Rewey is a full believer in legendary value investor Whitman’s “safe and cheap” investing approach, and believes investors can currently find opportunities in areas including forest products, regional banking, agricultural equipment and broadcast and cable TV.

He sat down for an interview with Value Investor Insight in January.

Basic investing criteria

Firms must meet strict value-oriented metrics to qualify for consideration by Chip Rewey and the Third Avenue Management team. “We’re in search of companies that combine three main features: creditworthiness, a meaningful discount to a conservatively estimated net asset value [NAV], and the ability to consistently compound that NAV over time. Our mindset is always long-term, with a targeted holding period of three to five years.”

Chip Rewey on energy

Rewey notes that 11-12% of Third Avenue’s Value portfolio is currently in energy, including stakes in Total, Apache and Devon Energy. He points out that “All are producers, focused on oil, with for want of a better phrase, good rocks. They are in plays with multi-year production inventory that they can scale at relatively low cost. They’ve been shedding assets and fortifying their balance sheets. We think they’re all well managed and will not only weather this storm, but likely use their balance sheets to acquire strategic properties or companies that encounter financial distress.”

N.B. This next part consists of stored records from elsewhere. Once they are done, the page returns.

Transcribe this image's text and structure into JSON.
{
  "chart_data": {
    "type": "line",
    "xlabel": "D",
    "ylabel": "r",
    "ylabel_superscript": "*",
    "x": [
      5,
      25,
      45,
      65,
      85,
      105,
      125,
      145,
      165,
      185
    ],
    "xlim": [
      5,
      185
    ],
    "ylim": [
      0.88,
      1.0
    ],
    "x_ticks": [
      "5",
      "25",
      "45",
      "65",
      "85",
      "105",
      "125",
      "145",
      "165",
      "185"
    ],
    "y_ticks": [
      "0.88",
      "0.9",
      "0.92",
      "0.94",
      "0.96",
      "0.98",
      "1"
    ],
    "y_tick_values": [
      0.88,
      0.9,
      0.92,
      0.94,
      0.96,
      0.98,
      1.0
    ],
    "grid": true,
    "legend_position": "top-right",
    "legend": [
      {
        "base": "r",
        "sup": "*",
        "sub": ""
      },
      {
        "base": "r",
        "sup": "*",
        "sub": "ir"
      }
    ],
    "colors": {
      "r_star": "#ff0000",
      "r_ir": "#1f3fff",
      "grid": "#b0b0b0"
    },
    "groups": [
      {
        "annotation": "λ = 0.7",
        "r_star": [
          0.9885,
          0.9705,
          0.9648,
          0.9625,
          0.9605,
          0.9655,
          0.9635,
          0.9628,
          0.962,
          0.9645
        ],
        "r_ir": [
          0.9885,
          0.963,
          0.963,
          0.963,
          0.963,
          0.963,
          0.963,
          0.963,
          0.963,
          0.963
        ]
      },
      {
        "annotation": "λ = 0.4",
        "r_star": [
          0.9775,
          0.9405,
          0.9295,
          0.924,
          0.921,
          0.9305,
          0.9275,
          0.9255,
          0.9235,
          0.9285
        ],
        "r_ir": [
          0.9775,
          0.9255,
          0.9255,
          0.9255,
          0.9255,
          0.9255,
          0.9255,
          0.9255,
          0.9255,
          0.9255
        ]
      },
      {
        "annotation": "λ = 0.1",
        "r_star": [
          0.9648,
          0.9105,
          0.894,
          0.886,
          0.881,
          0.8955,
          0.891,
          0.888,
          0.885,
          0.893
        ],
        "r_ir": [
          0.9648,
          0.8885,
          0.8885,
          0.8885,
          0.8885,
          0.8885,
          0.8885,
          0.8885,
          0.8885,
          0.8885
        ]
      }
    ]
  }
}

Researching the possibilities surrounding the Internet of Things

One theme Rewey is exploring today is the rapidly emerging “Internet of things.” The Internet of Things refers to the the proliferation of networked “smart devices” such as alarm systems, hot water heaters, coffeepots and refrigerators that send and receive data in real time.

The research is still pretty basic at this stage: “Who’s involved in that? Who’s staking out interesting positions? What will be the second-order effects? We’ll work on many more companies than we’ll ever own, but this type of research builds up our knowledge base, to draw on when a company misses a quarterly earnings report or hits a down cycle and there might be an opportunity.”